= Honey Creek Township, Iowa County, Iowa =

Township in Iowa County, Iowa, U.S.

Honey Creek Township is a township in Iowa County, Iowa, United States. It is named after the Honey Creek, a tributary of the Iowa River, which flows through it in a northwesterly direction.

==History==
Honey Creek Township was established on 18 February 1856 out of a part of old Marengo Township. The first township meeting was held in the pioneer town of Koszta, which with the Koszta Cemetery are located in Section 14 of the township.

Early pioneer settlements were along watercourses because of the groves of trees which provided timber for farmers. One of the first settlements in the county was Hoosier Grove, later called The Hench Settlement, near where surveyors later platted Koszta.

Samuel Huston, who was a winning plaintiff in the first civil lawsuit held in Iowa County in May 1847, founded the pioneer town of Koszta in Honey Creek Township in 1856. Martin Koszta was formerly a citizen of the Austro-Hungarian Empire whom fled Hungary for Turkey, began the process of citizenship in the American consulate at Constantinople, then began his immigration to the United States. After spending over a year in the United States, he returned to Constantinople on business. He departed for the United States on an American vessel, but was waylaid while on shore at the port of Smyrna. While held in chains on board an Austrian naval vessel awaiting a packet ship that would send him back to Trieste and likely death, the United States intervened on his behalf. The incident, known as the Koszta Affair, set a precedent for protections afforded US residents not yet fully naturalized.

The Koszta Post Office was established in 1857. Samuel Huston was responsible for building the first bridge in the township. It provided access to the town which he platted.

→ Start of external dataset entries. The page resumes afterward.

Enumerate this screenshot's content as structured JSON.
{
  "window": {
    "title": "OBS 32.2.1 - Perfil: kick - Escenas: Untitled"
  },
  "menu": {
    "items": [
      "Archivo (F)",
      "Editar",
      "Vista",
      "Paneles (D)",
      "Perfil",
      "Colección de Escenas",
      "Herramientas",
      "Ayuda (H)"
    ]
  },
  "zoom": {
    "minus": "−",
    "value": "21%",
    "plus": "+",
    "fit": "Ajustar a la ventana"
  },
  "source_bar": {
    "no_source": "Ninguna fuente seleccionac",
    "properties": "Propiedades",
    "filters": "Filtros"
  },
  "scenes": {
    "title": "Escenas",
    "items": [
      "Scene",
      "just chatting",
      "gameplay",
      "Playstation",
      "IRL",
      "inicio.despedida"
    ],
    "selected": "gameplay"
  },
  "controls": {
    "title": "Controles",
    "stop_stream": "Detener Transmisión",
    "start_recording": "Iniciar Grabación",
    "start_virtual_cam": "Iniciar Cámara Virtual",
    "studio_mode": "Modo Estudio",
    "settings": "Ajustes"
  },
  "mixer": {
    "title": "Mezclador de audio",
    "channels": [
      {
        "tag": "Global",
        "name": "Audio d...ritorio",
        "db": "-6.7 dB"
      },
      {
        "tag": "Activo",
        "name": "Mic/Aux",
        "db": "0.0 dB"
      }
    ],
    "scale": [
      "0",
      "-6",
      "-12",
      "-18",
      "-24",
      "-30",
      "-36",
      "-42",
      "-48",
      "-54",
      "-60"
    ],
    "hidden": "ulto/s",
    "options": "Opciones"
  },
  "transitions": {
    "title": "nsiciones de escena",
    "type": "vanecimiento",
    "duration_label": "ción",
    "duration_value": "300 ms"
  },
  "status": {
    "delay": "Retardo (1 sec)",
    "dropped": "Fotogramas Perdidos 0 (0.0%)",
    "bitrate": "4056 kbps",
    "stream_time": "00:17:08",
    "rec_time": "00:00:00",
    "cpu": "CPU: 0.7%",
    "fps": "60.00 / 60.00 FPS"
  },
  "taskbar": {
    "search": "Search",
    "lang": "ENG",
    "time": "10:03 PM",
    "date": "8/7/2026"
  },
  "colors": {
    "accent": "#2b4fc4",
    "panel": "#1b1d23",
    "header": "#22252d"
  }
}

The Koszta Cemetery was founded and initially laid out by Mart Coates. The first sawmill in Honey Creek township was built at Koszta in 1855. The first township school was built five years later, also in Koszta. A general store and hotel also once occupied the small town.
The first congregation, of Methodist Episcopal denomination, was organized in 1845 and in 1860 they built their own church.